Pour l’étude actuelle, en 2019, l’équipe avec le professeur José Iriarte et Mark Robinson de l’Université d’Exeter, a cartographié un total de 200 kilomètres carrés de la zone culturelle de Casarabe. L’évaluation faite par la société ArcTron3 a réservé une surprise. Ce qui a été découvert, ce sont deux sites remarquablement vastes de 147 hectares et 315 hectares dans un système de peuplement dense à quatre niveaux. « Avec une extension nord-sud de 1,5 kilomètre et une extension est-ouest d’environ un kilomètre, le plus grand site découvert à ce jour est aussi vaste que Bonn au 17e siècle », déclare la co-auteure, la professeure Carla Jaimes Betancourt. .

Il n’est pas encore possible d’estimer combien de personnes y vivaient. « Cependant, la disposition de la colonie elle-même nous indique que des planificateurs et de nombreuses mains actives étaient à l’œuvre ici », explique Heiko Prümers. Les modifications apportées à la colonie, par exemple l’expansion du système de remparts-fossés, témoignent également d’une augmentation raisonnable de la population. « Pour la première fois, nous pouvons faire référence à l’urbanisme préhispanique en Amazonie et montrer la carte du site de Cotoca, le plus grand établissement de la culture Casarabe que nous connaissions à ce jour », souligne Prümers. Dans d’autres parties du monde, des villes agraires similaires à faible densité de population avaient déjà été trouvées.

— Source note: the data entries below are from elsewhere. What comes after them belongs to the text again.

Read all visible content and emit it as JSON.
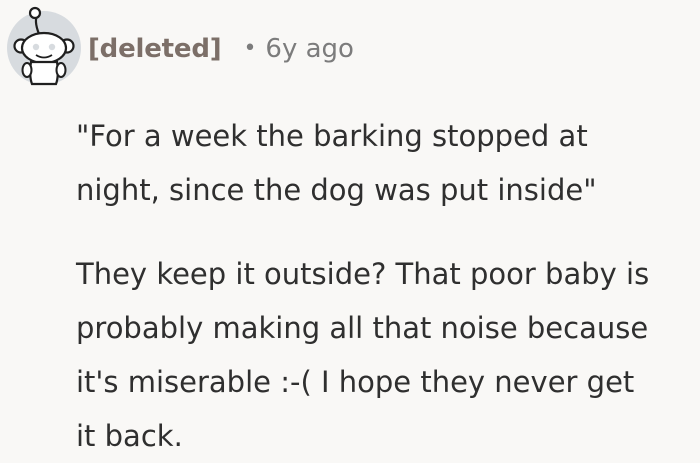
{
  "comment": {
    "author": "[deleted]",
    "separator": "•",
    "timestamp": "6y ago",
    "avatar_icon": "snoo-avatar-icon",
    "paragraphs": [
      "\"For a week the barking stopped at\nnight, since the dog was put inside\"",
      "They keep it outside? That poor baby is\nprobably making all that noise because\nit's miserable :-( I hope they never get\nit back."
    ]
  }
}
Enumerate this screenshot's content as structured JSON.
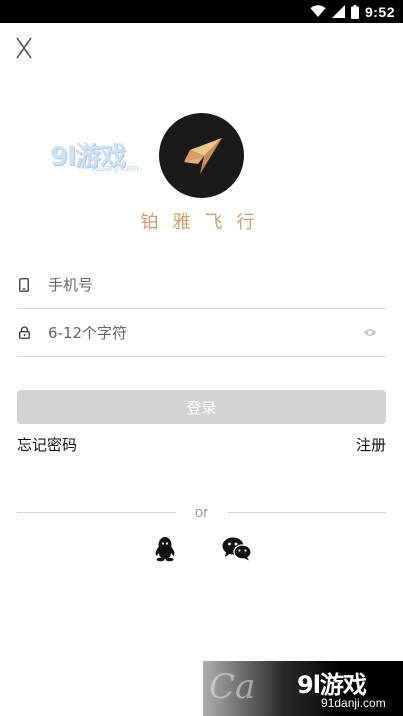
{
  "status_bar": {
    "time": "9:52",
    "icons": [
      "wifi-icon",
      "signal-icon",
      "battery-icon"
    ]
  },
  "header": {
    "close_icon": "close-icon"
  },
  "watermark_top": {
    "text": "9l游戏",
    "url": "91danji.com"
  },
  "app": {
    "logo_icon": "paper-plane-logo",
    "name": "铂雅飞行"
  },
  "form": {
    "phone": {
      "icon": "phone-icon",
      "placeholder": "手机号",
      "value": ""
    },
    "password": {
      "icon": "lock-icon",
      "placeholder": "6-12个字符",
      "value": "",
      "toggle_icon": "eye-icon"
    },
    "login_label": "登录",
    "forgot_label": "忘记密码",
    "register_label": "注册"
  },
  "social": {
    "divider_label": "or",
    "providers": [
      {
        "name": "QQ",
        "icon": "qq-icon"
      },
      {
        "name": "WeChat",
        "icon": "wechat-icon"
      }
    ]
  },
  "watermark_bottom": {
    "ghost_text": "Ca",
    "text": "9l游戏",
    "url": "91danji.com"
  },
  "colors": {
    "accent_gold": "#c9a26d",
    "button_disabled": "#d3d3d3",
    "divider": "#d9d9d9"
  }
}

Le LIDAR montre un paysage altéré par l’homme

La cartographie LIDAR révèle l’architecture des grandes places du village. Plates-formes à gradins surmontées de structures en forme de U, de monticules de plates-formes rectangulaires et de pyramides coniques (jusqu’à 22 mètres de haut). Des chemins et des canaux en forme de chaussée relient les colonies individuelles et indiquent un tissu social serré. Au moins une autre colonie peut être trouvée à moins de cinq kilomètres de chacune des colonies connues aujourd’hui. « Ainsi, toute la région était densément peuplée, un schéma qui renverse toutes les idées précédentes », explique Carla James Betancourt, membre du domaine de recherche transdisciplinaire « Present Pasts » de l’Université de Bonn.

Les chercheurs soulignent que malgré toute l’euphorie suscitée par les cartographies du site et les possibilités qu’elles offrent pour réinterpréter les établissements dans leur cadre géographique, le véritable travail archéologique ne fait que commencer. L’objectif pour l’avenir, disent-ils, est de comprendre le fonctionnement de ces grands centres régionaux.

« Le temps presse car la propagation de l’agriculture mécanique détruit chaque mois une structure précolombienne dans la région des Llanos de Mojos, y compris des monticules, des canaux et des chaussées », explique Betancourt. Dans cet esprit, dit Betancourt, Lidar n’est pas seulement un outil pour documenter les sites archéologiques, mais aussi pour planifier et préserver l’impressionnant patrimoine culturel des peuples autochtones d’Amazonie.